ГЛАВА VIIСЕРЬЕЗНЫЕ ИСПЫТАНИЯ

Отважен будь в борьбе,

И ни судьба, ни люди

Не повредят тебе!

Будь словно дуб, который,

Попав под ураган,

Хоть выворочен с корнем,

А не согнулся.

Ш. Петёфи

В конце мая 1918 года над Страной Советов начали стремительно сгущаться черные тучи. Двадцать пятого мая подняли мятеж белочехи и в течение двух дней захватили Мариинск и Новониколаевск. 29–30 мая пали Пенза, Сызрань, Канск; в начале июня — Омск, а затем Самара. Воспользовавшись этой ситуацией, эсеры создали в Самаре свое «правительство» — Комитет членов учредительного собрания (Комуч). Белогвардейские подпольные организации, прятавшиеся, как крысы, от глаз людских, начали вылезать из всех щелей в захваченных мятежниками городах. Враждебные ветры подули с занятых территорий, которые вскоре достигли и Казани; зашевелилась контрреволюция. Был организован ряд диверсий на железнодорожном транспорте. Неизвестные лица пытались поджечь государственные продовольственные склады, дабы ввергнуть город в пучину голода. Был совершен ряд террористических актов в отношении представителей власти.

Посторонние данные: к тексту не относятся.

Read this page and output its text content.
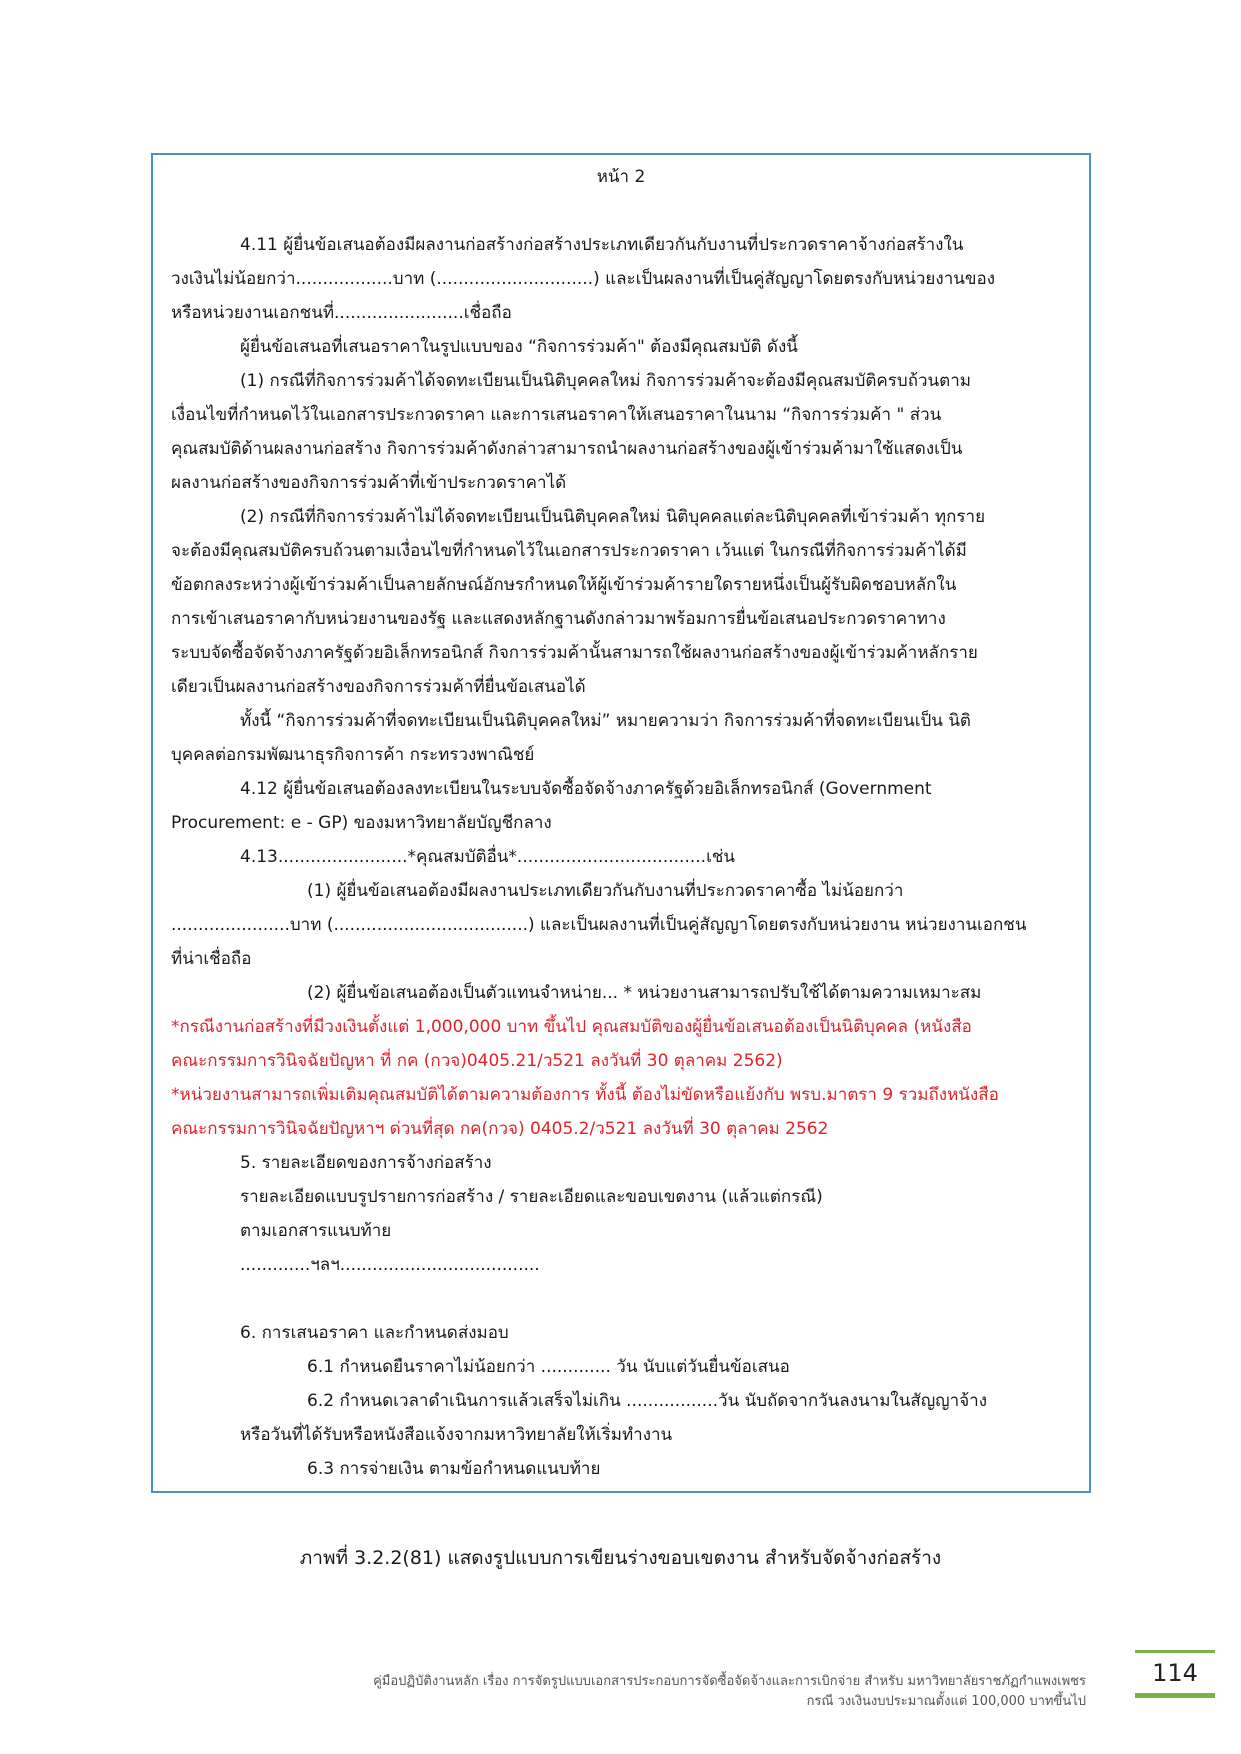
หน้า 2
4.11 ผู้ยื่นข้อเสนอต้องมีผลงานก่อสร้างก่อสร้างประเภทเดียวกันกับงานที่ประกวดราคาจ้างก่อสร้างใน
วงเงินไม่น้อยกว่า..................บาท (.............................) และเป็นผลงานที่เป็นคู่สัญญาโดยตรงกับหน่วยงานของ
หรือหน่วยงานเอกชนที่........................เชื่อถือ
ผู้ยื่นข้อเสนอที่เสนอราคาในรูปแบบของ “กิจการร่วมค้า" ต้องมีคุณสมบัติ ดังนี้
(1) กรณีที่กิจการร่วมค้าได้จดทะเบียนเป็นนิติบุคคลใหม่ กิจการร่วมค้าจะต้องมีคุณสมบัติครบถ้วนตาม
เงื่อนไขที่กำหนดไว้ในเอกสารประกวดราคา และการเสนอราคาให้เสนอราคาในนาม “กิจการร่วมค้า " ส่วน
คุณสมบัติด้านผลงานก่อสร้าง กิจการร่วมค้าดังกล่าวสามารถนำผลงานก่อสร้างของผู้เข้าร่วมค้ามาใช้แสดงเป็น
ผลงานก่อสร้างของกิจการร่วมค้าที่เข้าประกวดราคาได้
(2) กรณีที่กิจการร่วมค้าไม่ได้จดทะเบียนเป็นนิติบุคคลใหม่ นิติบุคคลแต่ละนิติบุคคลที่เข้าร่วมค้า ทุกราย
จะต้องมีคุณสมบัติครบถ้วนตามเงื่อนไขที่กำหนดไว้ในเอกสารประกวดราคา เว้นแต่ ในกรณีที่กิจการร่วมค้าได้มี
ข้อตกลงระหว่างผู้เข้าร่วมค้าเป็นลายลักษณ์อักษรกำหนดให้ผู้เข้าร่วมค้ารายใดรายหนึ่งเป็นผู้รับผิดชอบหลักใน
การเข้าเสนอราคากับหน่วยงานของรัฐ และแสดงหลักฐานดังกล่าวมาพร้อมการยื่นข้อเสนอประกวดราคาทาง
ระบบจัดซื้อจัดจ้างภาครัฐด้วยอิเล็กทรอนิกส์ กิจการร่วมค้านั้นสามารถใช้ผลงานก่อสร้างของผู้เข้าร่วมค้าหลักราย
เดียวเป็นผลงานก่อสร้างของกิจการร่วมค้าที่ยื่นข้อเสนอได้
ทั้งนี้ “กิจการร่วมค้าที่จดทะเบียนเป็นนิติบุคคลใหม่” หมายความว่า กิจการร่วมค้าที่จดทะเบียนเป็น นิติ
บุคคลต่อกรมพัฒนาธุรกิจการค้า กระทรวงพาณิชย์
4.12 ผู้ยื่นข้อเสนอต้องลงทะเบียนในระบบจัดซื้อจัดจ้างภาครัฐด้วยอิเล็กทรอนิกส์ (Government
Procurement: e - GP) ของมหาวิทยาลัยบัญชีกลาง
4.13........................*คุณสมบัติอื่น*...................................เช่น
(1) ผู้ยื่นข้อเสนอต้องมีผลงานประเภทเดียวกันกับงานที่ประกวดราคาซื้อ ไม่น้อยกว่า
......................บาท (....................................) และเป็นผลงานที่เป็นคู่สัญญาโดยตรงกับหน่วยงาน หน่วยงานเอกชน
ที่น่าเชื่อถือ
(2) ผู้ยื่นข้อเสนอต้องเป็นตัวแทนจำหน่าย... * หน่วยงานสามารถปรับใช้ได้ตามความเหมาะสม
*กรณีงานก่อสร้างที่มีวงเงินตั้งแต่ 1,000,000 บาท ขึ้นไป คุณสมบัติของผู้ยื่นข้อเสนอต้องเป็นนิติบุคคล (หนังสือ
คณะกรรมการวินิจฉัยปัญหา ที่ กค (กวจ)0405.21/ว521 ลงวันที่ 30 ตุลาคม 2562)
*หน่วยงานสามารถเพิ่มเติมคุณสมบัติได้ตามความต้องการ ทั้งนี้ ต้องไม่ขัดหรือแย้งกับ พรบ.มาตรา 9 รวมถึงหนังสือ
คณะกรรมการวินิจฉัยปัญหาฯ ด่วนที่สุด กค(กวจ) 0405.2/ว521 ลงวันที่ 30 ตุลาคม 2562
5. รายละเอียดของการจ้างก่อสร้าง
รายละเอียดแบบรูปรายการก่อสร้าง / รายละเอียดและขอบเขตงาน (แล้วแต่กรณี)
ตามเอกสารแนบท้าย
.............ฯลฯ.....................................
6. การเสนอราคา และกำหนดส่งมอบ
6.1 กำหนดยืนราคาไม่น้อยกว่า ............. วัน นับแต่วันยื่นข้อเสนอ
6.2 กำหนดเวลาดำเนินการแล้วเสร็จไม่เกิน .................วัน นับถัดจากวันลงนามในสัญญาจ้าง
หรือวันที่ได้รับหรือหนังสือแจ้งจากมหาวิทยาลัยให้เริ่มทำงาน
6.3 การจ่ายเงิน ตามข้อกำหนดแนบท้าย
ภาพที่ 3.2.2(81) แสดงรูปแบบการเขียนร่างขอบเขตงาน สำหรับจัดจ้างก่อสร้าง
คู่มือปฏิบัติงานหลัก เรื่อง การจัดรูปแบบเอกสารประกอบการจัดซื้อจัดจ้างและการเบิกจ่าย สำหรับ มหาวิทยาลัยราชภัฏกำแพงเพชร
กรณี วงเงินงบประมาณตั้งแต่ 100,000 บาทขึ้นไป
114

Средь бела дня застрелили двух членов ревкома и четверых милиционеров. Враждебные элементы пускали, как ядовитое зловоние, провокационные слухи о скором падении Советской власти. В городе, как в едином живом организме, нарастало с каждым днем внутреннее напряжение. Оно заметно ощущалось и в губчека. Его председатель, Гирш Олькеницкий, по-прежнему оставаясь секретарем губкома партии, работал за двоих. Ему приходилось удлинять свой рабочий день до двадцати часов в сутки. Только молодой организм мог выдержать такую дьявольскую нагрузку. Но последние ночи спать не пришлось — он лично руководил несколькими операциями по арестам заговорщиков и диверсантов.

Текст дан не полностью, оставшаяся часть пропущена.